7 years Ago, MarcWites
Most stockbrokers and investment advisers are paid based on a percentage of the value of trades of the investments in your portfolio. (This does not apply to brokers who trade “managed accounts” or who are paid based on the total assets in an account.)
When stockbrokers are paid commissions, these amounts are deducted from your investments. Therefore, it follows that the more trades made by such brokers, the more they earn. Honest brokers, who function for your best interests, will make or recommend only trades which are necessary to maximize the performance of your holdings.
However, when paid based on your trades, there is a temptation fordishonest brokers to try to earn extra money by making more trades, even if this is not the best strategy for your portfolio. “Churning” is the excessive buying and selling of stocks or other investments motivated by the broker’s desire to increase commissions as opposed to your best interests. This excessive trading is unethical, a violation of securities law, and may give you the right to seek compensation from your broker. In addition, excessive trading of your holdings may be illegal even if it was not motivated by your stockbroker’s desire to increase commissions.

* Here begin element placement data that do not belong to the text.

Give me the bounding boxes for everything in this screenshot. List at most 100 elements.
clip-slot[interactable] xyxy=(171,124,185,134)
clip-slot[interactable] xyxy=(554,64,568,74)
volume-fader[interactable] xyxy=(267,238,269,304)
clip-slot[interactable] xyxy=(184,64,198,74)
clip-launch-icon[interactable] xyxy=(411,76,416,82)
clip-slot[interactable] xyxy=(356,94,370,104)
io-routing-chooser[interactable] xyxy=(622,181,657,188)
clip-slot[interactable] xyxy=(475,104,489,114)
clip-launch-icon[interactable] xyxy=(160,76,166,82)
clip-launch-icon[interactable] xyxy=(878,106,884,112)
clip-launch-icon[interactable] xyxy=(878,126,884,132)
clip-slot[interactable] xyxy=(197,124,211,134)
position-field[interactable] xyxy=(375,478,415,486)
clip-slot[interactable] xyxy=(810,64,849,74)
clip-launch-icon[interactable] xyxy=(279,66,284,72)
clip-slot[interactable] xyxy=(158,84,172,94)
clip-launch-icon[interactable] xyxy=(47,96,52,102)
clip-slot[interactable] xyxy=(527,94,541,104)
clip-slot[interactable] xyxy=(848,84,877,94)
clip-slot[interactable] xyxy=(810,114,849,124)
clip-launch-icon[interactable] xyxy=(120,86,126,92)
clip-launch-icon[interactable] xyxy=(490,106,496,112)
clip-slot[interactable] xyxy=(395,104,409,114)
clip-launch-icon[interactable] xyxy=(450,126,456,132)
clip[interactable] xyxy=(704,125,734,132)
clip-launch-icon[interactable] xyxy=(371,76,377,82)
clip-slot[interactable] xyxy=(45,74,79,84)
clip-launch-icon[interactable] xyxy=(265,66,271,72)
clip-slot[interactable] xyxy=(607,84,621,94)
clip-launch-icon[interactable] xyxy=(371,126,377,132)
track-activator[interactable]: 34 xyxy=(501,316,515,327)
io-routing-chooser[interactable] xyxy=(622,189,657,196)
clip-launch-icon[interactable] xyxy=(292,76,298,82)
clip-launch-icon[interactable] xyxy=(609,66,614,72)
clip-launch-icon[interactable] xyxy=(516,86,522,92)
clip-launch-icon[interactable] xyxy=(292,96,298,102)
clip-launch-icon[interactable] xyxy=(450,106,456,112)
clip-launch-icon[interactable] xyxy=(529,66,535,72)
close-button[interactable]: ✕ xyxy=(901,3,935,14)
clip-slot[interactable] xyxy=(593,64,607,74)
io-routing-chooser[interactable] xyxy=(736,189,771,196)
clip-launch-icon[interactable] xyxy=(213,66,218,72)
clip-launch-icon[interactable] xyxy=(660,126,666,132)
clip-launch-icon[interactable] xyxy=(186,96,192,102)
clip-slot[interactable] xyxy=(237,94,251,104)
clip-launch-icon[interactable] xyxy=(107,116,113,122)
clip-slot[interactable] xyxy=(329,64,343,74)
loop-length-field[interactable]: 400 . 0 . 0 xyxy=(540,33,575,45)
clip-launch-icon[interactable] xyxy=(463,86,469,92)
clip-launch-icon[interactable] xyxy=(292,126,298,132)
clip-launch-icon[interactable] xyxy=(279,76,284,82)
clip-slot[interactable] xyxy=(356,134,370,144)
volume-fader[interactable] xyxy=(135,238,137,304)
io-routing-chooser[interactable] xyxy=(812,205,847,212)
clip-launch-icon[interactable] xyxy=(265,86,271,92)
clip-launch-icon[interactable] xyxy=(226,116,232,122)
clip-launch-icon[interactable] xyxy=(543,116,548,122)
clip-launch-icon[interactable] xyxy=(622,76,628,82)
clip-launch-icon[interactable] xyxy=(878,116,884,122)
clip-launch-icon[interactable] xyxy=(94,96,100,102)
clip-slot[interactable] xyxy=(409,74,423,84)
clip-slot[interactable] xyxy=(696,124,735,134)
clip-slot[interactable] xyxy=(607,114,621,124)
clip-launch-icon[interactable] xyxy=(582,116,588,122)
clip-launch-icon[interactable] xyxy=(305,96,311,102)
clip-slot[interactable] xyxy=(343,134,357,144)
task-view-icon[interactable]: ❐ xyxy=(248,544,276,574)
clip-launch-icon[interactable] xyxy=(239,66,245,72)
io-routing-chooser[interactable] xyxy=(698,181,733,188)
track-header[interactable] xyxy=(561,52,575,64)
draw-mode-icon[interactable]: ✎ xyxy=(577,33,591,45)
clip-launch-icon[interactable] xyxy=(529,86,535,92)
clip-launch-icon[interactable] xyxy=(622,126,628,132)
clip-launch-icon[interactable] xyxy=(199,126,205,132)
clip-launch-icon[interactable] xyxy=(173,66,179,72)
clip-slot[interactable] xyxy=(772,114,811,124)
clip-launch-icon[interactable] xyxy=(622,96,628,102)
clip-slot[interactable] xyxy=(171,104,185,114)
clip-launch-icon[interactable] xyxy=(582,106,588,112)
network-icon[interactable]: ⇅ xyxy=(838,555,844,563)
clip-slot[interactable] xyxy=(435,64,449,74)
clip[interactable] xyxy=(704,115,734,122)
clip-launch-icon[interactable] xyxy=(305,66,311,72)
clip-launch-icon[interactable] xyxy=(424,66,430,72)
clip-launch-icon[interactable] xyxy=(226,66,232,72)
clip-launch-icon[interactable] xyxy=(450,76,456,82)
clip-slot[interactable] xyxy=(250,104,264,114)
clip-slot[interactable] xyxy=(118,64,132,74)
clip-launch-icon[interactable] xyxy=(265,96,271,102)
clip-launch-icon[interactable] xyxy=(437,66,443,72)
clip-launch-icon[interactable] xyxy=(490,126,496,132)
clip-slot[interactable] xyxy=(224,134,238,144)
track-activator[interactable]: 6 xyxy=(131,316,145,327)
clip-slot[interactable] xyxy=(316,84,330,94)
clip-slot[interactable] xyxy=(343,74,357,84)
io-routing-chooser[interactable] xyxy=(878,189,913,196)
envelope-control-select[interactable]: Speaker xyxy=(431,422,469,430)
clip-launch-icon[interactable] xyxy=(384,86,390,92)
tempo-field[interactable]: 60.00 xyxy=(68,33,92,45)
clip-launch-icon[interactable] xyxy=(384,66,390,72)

A trusted adviser with expertise on these issues, such as an attorney experienced in stockbroker fraud and securities fraud, can help you to determine whether or not you might have a claim against your stockbroker. They will need to review your account statements to determine the frequency and volume of trades and whether the trades were logically related to your investment goals. The attorney may consult with an accounting expert to evaluate the case, and figure out what can be proved with regard to your “damages” – meaning the amount you could recover, including any losses to your portfolio resulting from the unauthorized trades and the commissions paid to your broker as a result of improper trades.